For high-use furniture a fabric with a tight weave is best. Weaving involves various strands of yarn and there are numerous methods to weaving with each one giving a different appearance. Look for a flat, tight weave such as a Twill or Herringbone weave. These weave patterns have a diagonal, step-like appearance and have better soil and wrinkle resistance than a plain woven fabric.
There are several abrasion testing methods for fabrics with the Wyzenbeek and the Martindale Abrasion tests being the two most popular. These tests take fabric that has been mounted either flat or pulled tightly and is rubbed either back and forth or in a figure-eight-like motion. The number of double rubs the fabric can endure before breaking or noticeable wear is observed and recorded as the fabric's abrasion rating. The rating for a high-use fabric should be between 30,000 to 50,000 double rubs while 60,000 to 100,000 double rubs is considered commercial grade.
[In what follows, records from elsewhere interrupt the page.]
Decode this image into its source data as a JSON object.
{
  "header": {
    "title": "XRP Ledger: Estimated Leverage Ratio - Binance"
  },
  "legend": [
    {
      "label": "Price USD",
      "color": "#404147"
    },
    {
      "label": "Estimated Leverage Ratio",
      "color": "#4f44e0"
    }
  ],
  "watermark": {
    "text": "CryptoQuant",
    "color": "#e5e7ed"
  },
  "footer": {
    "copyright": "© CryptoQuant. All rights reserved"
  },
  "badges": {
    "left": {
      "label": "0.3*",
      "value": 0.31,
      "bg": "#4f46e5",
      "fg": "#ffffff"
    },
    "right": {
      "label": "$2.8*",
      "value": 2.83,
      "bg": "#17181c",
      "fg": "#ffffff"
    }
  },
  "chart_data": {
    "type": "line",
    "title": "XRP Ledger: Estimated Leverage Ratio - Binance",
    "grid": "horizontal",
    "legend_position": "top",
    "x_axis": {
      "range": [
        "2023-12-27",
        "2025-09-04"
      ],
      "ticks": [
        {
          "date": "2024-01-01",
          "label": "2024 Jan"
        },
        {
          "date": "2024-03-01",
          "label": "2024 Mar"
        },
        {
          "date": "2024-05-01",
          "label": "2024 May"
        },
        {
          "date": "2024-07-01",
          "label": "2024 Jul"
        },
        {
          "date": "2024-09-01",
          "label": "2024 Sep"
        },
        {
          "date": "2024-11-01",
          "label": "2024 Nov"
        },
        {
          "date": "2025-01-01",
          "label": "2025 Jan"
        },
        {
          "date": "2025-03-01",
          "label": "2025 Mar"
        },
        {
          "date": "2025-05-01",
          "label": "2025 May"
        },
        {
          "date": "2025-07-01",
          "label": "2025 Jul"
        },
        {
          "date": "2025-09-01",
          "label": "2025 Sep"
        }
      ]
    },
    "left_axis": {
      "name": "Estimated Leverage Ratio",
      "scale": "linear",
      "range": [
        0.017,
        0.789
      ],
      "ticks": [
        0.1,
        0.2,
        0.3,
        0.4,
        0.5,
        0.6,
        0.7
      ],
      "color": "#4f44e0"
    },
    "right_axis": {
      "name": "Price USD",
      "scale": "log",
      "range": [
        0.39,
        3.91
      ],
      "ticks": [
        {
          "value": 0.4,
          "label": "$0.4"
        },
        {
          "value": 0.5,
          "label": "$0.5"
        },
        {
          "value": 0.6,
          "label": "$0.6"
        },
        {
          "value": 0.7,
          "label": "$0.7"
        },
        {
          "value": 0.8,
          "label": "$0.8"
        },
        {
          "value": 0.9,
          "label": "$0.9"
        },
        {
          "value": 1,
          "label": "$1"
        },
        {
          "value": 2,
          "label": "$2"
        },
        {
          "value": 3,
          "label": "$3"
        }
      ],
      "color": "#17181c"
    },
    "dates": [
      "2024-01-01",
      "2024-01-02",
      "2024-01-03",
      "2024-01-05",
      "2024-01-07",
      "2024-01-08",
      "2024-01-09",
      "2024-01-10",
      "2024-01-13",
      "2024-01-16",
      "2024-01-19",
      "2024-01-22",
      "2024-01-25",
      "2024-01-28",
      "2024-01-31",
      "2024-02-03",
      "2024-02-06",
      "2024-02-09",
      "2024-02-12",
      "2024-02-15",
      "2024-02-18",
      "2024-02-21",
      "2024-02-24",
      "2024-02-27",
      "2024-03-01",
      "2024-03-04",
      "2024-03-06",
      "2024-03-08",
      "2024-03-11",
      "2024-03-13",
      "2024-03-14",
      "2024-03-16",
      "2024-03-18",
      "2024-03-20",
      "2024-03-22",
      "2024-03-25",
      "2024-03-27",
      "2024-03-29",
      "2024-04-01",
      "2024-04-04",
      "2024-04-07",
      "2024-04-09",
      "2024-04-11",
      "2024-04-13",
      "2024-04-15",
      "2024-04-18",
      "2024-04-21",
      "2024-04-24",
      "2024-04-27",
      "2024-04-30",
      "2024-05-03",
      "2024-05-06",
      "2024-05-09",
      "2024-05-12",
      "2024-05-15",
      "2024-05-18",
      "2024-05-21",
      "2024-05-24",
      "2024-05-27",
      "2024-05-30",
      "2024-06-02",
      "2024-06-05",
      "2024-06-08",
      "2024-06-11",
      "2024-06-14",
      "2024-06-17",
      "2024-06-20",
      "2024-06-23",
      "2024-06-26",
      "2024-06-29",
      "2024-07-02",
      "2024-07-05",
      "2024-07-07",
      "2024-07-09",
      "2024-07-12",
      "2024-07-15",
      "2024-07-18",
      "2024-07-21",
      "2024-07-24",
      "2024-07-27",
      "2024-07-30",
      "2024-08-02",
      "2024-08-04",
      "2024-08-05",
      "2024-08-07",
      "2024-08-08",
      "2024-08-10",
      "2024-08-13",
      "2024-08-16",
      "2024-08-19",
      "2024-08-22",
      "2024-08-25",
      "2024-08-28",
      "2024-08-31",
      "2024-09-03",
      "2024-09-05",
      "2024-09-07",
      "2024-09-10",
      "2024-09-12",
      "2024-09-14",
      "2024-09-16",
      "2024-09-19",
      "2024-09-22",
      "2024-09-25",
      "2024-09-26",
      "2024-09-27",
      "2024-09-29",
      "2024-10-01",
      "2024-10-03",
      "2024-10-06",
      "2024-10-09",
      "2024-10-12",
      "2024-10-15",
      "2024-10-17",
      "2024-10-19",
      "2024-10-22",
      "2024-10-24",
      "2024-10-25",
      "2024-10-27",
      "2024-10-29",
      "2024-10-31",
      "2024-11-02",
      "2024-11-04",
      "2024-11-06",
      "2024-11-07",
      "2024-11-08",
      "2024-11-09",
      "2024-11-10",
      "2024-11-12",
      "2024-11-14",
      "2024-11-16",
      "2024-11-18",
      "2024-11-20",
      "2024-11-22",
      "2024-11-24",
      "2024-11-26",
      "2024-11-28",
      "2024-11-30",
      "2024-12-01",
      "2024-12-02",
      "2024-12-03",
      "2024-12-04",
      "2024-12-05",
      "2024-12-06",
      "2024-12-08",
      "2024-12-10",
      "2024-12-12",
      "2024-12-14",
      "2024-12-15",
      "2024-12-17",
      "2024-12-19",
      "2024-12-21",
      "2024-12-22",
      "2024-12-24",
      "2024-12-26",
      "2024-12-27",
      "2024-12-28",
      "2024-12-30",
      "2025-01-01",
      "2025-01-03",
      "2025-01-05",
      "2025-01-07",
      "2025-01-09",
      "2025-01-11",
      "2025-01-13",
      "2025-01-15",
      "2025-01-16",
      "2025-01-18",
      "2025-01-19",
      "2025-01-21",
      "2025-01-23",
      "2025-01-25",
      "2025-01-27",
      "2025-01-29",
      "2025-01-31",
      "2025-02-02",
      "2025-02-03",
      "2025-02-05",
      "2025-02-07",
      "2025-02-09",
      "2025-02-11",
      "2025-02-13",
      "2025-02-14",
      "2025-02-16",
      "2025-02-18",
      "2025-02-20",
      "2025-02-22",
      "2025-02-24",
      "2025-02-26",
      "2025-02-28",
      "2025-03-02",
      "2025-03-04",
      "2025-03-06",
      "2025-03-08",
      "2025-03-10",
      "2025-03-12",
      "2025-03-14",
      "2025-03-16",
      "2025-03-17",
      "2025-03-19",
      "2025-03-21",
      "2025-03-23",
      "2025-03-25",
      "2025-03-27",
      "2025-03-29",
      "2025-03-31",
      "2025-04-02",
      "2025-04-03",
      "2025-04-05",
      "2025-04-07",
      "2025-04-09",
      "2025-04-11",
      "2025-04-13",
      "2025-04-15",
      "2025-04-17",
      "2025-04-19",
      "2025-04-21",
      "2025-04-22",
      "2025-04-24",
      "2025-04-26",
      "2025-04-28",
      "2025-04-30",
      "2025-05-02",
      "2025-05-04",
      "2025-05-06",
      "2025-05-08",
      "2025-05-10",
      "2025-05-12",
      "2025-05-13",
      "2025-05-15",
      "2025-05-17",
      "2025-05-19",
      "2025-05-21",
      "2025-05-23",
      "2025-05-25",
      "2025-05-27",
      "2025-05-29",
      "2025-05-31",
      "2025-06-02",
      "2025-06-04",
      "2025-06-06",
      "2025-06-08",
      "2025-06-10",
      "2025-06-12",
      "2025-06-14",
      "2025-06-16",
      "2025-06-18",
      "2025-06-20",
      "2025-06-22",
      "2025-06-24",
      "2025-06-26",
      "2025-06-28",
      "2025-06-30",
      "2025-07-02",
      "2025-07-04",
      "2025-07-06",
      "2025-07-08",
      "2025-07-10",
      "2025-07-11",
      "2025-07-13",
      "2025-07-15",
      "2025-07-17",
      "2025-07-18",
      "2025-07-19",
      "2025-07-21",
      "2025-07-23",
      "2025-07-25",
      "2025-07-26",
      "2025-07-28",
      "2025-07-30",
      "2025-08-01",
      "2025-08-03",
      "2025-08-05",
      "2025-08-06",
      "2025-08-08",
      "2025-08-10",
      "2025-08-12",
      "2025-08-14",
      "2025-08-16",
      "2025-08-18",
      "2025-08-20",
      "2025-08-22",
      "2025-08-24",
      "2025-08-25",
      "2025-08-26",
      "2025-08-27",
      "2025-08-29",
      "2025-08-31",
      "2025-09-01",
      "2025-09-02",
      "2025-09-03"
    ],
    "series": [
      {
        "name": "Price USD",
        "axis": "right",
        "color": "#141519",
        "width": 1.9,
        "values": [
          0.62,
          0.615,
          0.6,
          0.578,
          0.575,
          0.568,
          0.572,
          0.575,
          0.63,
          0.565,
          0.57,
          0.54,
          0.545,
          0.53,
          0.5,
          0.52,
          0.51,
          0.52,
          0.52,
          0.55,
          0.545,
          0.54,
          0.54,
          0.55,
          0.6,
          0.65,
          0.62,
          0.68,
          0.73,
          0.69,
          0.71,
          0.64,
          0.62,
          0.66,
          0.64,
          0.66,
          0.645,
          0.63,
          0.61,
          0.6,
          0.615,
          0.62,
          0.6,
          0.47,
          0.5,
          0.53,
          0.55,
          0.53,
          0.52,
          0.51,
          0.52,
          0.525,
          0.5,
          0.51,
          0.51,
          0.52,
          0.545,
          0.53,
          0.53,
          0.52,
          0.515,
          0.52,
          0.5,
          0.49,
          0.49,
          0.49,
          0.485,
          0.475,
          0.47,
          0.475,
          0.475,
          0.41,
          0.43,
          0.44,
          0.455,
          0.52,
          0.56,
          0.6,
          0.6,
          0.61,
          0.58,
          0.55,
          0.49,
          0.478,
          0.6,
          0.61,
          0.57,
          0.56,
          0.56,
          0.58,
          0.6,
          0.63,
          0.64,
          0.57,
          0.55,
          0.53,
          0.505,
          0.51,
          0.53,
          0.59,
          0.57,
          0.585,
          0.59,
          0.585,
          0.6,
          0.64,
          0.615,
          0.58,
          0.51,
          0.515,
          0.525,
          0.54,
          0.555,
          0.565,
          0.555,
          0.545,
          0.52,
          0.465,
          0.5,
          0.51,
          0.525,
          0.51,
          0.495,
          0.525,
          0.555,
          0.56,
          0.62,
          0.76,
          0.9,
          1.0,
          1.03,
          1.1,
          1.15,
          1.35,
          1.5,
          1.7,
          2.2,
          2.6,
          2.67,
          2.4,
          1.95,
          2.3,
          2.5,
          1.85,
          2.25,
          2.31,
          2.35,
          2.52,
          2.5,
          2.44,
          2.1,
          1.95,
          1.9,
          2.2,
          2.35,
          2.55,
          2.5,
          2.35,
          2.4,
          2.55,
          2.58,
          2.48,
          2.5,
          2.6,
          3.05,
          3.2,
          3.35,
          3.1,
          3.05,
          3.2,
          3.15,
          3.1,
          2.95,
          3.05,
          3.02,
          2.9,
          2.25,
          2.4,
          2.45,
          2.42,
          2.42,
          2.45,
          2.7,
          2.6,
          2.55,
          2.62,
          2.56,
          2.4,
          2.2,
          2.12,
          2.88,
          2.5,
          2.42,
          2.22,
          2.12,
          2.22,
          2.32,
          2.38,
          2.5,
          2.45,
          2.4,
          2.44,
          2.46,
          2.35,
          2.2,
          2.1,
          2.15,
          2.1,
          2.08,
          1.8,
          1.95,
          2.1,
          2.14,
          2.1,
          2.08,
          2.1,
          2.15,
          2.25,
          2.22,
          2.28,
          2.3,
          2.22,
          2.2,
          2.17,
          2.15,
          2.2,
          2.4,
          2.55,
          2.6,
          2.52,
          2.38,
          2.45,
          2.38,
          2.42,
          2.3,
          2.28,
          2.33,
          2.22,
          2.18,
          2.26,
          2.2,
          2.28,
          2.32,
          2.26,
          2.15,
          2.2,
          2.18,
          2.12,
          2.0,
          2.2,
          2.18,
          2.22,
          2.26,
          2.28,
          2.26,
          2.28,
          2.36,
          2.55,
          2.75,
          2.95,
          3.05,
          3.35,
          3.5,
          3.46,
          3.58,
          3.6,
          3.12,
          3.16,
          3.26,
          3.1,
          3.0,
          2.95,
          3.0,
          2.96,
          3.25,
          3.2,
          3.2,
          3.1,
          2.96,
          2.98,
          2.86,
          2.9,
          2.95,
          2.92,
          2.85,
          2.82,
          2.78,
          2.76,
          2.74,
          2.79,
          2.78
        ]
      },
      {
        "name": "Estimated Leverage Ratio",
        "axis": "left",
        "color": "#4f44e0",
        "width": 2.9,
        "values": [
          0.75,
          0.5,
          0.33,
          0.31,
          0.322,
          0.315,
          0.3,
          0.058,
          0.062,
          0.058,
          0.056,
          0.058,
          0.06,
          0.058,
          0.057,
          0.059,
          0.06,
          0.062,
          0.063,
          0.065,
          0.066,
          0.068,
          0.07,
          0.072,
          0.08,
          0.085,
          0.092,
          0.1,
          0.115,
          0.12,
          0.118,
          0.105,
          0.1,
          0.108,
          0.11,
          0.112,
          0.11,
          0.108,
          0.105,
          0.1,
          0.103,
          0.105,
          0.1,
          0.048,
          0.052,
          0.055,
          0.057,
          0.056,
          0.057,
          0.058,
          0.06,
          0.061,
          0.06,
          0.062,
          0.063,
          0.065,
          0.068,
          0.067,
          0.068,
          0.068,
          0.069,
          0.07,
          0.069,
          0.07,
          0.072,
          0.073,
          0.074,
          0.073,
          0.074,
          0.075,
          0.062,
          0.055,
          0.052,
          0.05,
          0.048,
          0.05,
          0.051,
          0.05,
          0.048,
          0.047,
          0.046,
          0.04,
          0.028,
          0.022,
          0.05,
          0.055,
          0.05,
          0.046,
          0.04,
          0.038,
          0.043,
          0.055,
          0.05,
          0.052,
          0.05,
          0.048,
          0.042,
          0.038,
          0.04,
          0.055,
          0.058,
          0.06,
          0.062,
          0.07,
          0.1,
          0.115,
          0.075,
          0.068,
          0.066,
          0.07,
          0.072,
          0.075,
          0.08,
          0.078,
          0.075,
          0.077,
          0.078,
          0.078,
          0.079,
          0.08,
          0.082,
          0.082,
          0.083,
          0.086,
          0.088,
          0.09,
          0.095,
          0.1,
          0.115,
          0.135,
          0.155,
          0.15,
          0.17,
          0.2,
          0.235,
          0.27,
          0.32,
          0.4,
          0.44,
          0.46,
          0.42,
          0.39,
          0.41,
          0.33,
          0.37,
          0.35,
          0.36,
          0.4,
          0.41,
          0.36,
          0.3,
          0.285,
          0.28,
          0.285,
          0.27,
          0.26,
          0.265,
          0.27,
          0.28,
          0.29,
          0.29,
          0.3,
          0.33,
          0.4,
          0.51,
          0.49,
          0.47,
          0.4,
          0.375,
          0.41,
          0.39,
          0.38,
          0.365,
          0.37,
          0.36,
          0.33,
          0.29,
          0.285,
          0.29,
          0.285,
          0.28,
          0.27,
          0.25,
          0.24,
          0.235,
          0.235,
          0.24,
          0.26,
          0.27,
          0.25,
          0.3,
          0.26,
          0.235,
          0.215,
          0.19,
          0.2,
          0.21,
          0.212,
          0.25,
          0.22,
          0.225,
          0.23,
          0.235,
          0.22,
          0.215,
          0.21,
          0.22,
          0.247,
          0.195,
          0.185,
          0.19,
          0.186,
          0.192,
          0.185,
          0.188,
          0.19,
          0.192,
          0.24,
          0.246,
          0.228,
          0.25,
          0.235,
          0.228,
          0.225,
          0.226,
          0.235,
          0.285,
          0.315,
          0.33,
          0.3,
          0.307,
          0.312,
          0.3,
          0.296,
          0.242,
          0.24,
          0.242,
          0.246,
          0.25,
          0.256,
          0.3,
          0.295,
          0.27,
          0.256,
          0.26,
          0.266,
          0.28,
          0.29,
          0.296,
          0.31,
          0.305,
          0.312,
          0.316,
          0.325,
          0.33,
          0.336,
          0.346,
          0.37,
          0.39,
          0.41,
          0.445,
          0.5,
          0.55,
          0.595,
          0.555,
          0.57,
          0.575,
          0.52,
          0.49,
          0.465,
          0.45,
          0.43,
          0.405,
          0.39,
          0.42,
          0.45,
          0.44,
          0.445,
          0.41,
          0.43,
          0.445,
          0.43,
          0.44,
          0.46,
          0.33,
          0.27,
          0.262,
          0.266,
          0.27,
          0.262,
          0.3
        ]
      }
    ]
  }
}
There is no proven value in use for fabrics that exceed 100,000 double rubs.
Contrary to some beliefs, the price of fabric is not based on durability but on the cost of production. A polyester fabric in a plain weave could cost more than a polyester fabric in a Herringbone weave even though the plain weave fabric may have a lower abrasion rating. Always look at the price of a fabric after you have considered the other methods when testing for durability.